Inicialmente, a desembargadora Beatriz Renck destacou que a questão exigia o julgamento “com as lentes da perspectiva interseccional de gênero”, considerando-se o fato de a autora da ação ser mulher. Para a magistrada, os julgamentos que ocorrem nos diversos ramos do Judiciário devem servir para concretizar um papel de não repetição de estereótipos, de não perpetuação de diferenças, constituindo-se em um espaço de rompimento com culturas de discriminação e de preconceitos.
A partir dos relatos, a desembargadora concluiu que o tratamento desrespeitoso dispensado pelo proprietário do empreendimento à trabalhadora, em especial diante de clientes e colegas, configurou falta grave do empregador. “Entendo comprovado o alegado assédio moral ensejador da ruptura contratual por justa causa do empregador, na medida em que não se pode exigir do trabalhador que permaneça trabalhando diante destas condições. Entendo, pois, configurada a hipótese prevista no art. 483, b, da CLT”, destacou a magistrada.
O Protocolo de Julgamento com Perspectiva de Gênero, adotado pela relatora Beatriz, foi editado pelo Conselho Nacional de Justiça (CNJ), em outubro de 2021. A utilização do Protocolo nos julgamentos foi objeto da Recomendação nº 128/2022 do CNJ e, mais recentemente, da Resolução 492, de março deste ano, que orientam magistradas e magistrados na apreciação das diversas questões.
Igualdade – “Alcançar a igualdade de gênero e empoderar todas as mulheres e meninas” é o Objetivo de Desenvolvimento Sustentável de nº 5, da Agenda 2030 da Organização das Nações Unidas.
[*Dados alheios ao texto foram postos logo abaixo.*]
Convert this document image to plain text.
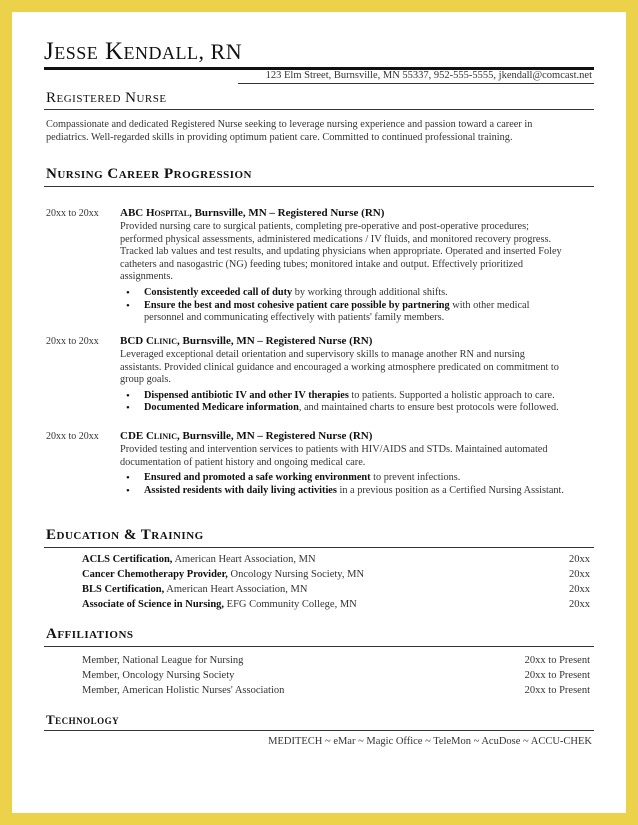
Jesse Kendall, RN
123 Elm Street, Burnsville, MN 55337, 952-555-5555, jkendall@comcast.net
Registered Nurse
Compassionate and dedicated Registered Nurse seeking to leverage nursing experience and passion toward a career in
pediatrics. Well-regarded skills in providing optimum patient care. Committed to continued professional training.
Nursing Career Progression
20xx to 20xx ABC Hospital, Burnsville, MN – Registered Nurse (RN)
Provided nursing care to surgical patients, completing pre-operative and post-operative procedures;
performed physical assessments, administered medications / IV fluids, and monitored recovery progress.
Tracked lab values and test results, and updating physicians when appropriate. Operated and inserted Foley
catheters and nasogastric (NG) feeding tubes; monitored intake and output. Effectively prioritized
assignments.
• Consistently exceeded call of duty by working through additional shifts.
• Ensure the best and most cohesive patient care possible by partnering with other medical
personnel and communicating effectively with patients' family members.
20xx to 20xx BCD Clinic, Burnsville, MN – Registered Nurse (RN)
Leveraged exceptional detail orientation and supervisory skills to manage another RN and nursing
assistants. Provided clinical guidance and encouraged a working atmosphere predicated on commitment to
group goals.
• Dispensed antibiotic IV and other IV therapies to patients. Supported a holistic approach to care.
• Documented Medicare information, and maintained charts to ensure best protocols were followed.
20xx to 20xx CDE Clinic, Burnsville, MN – Registered Nurse (RN)
Provided testing and intervention services to patients with HIV/AIDS and STDs. Maintained automated
documentation of patient history and ongoing medical care.
• Ensured and promoted a safe working environment to prevent infections.
• Assisted residents with daily living activities in a previous position as a Certified Nursing Assistant.
Education & Training
ACLS Certification, American Heart Association, MN	20xx
Cancer Chemotherapy Provider, Oncology Nursing Society, MN	20xx
BLS Certification, American Heart Association, MN	20xx
Associate of Science in Nursing, EFG Community College, MN	20xx
Affiliations
Member, National League for Nursing	20xx to Present
Member, Oncology Nursing Society	20xx to Present
Member, American Holistic Nurses' Association	20xx to Present
Technology
MEDITECH ~ eMar ~ Magic Office ~ TeleMon ~ AcuDose ~ ACCU-CHEK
O princípio também encontra resguardo nos ODS de nº 10 (Redução das desigualdades: reduzir as desigualdades dentro dos países e entre eles) e nº 16 (Paz, justiça e instituições eficazes: promover sociedades pacíficas e inclusivas para o desenvolvimento sustentável, proporcionar o acesso à justiça para todos e construir instituições eficazes, responsáveis e inclusivas em todos os níveis). Supremo Tribunal Federal (STF) e CNJ se comprometeram com a pauta proposta pela ONU.
Na Constituição Federal, o direito está garantido nos artigos 3º (incisos I, III e IV) e 5º (inciso I). O Brasil ainda assumiu compromissos internacionais: Convenção sobre a Eliminação de todas as Formas de Discriminação contra as Mulheres (Cedaw), em 01/02/1984, e as Convenções da Organização Internacional do Trabalho (100 – Igualdade de Remuneração de Homens e Mulheres Trabalhadores por Trabalho de Igual Valor, 103 – Relativa ao amparo à maternidade, 111 – Discriminação em Matéria de Emprego e Ocupação).
Com o mesmo objetivo de assegurar a igualdade, a Convenção nº 190, sobre a Eliminação da Violência e Assédio no Mundo do Trabalho, ainda não foi ratificada pelo país.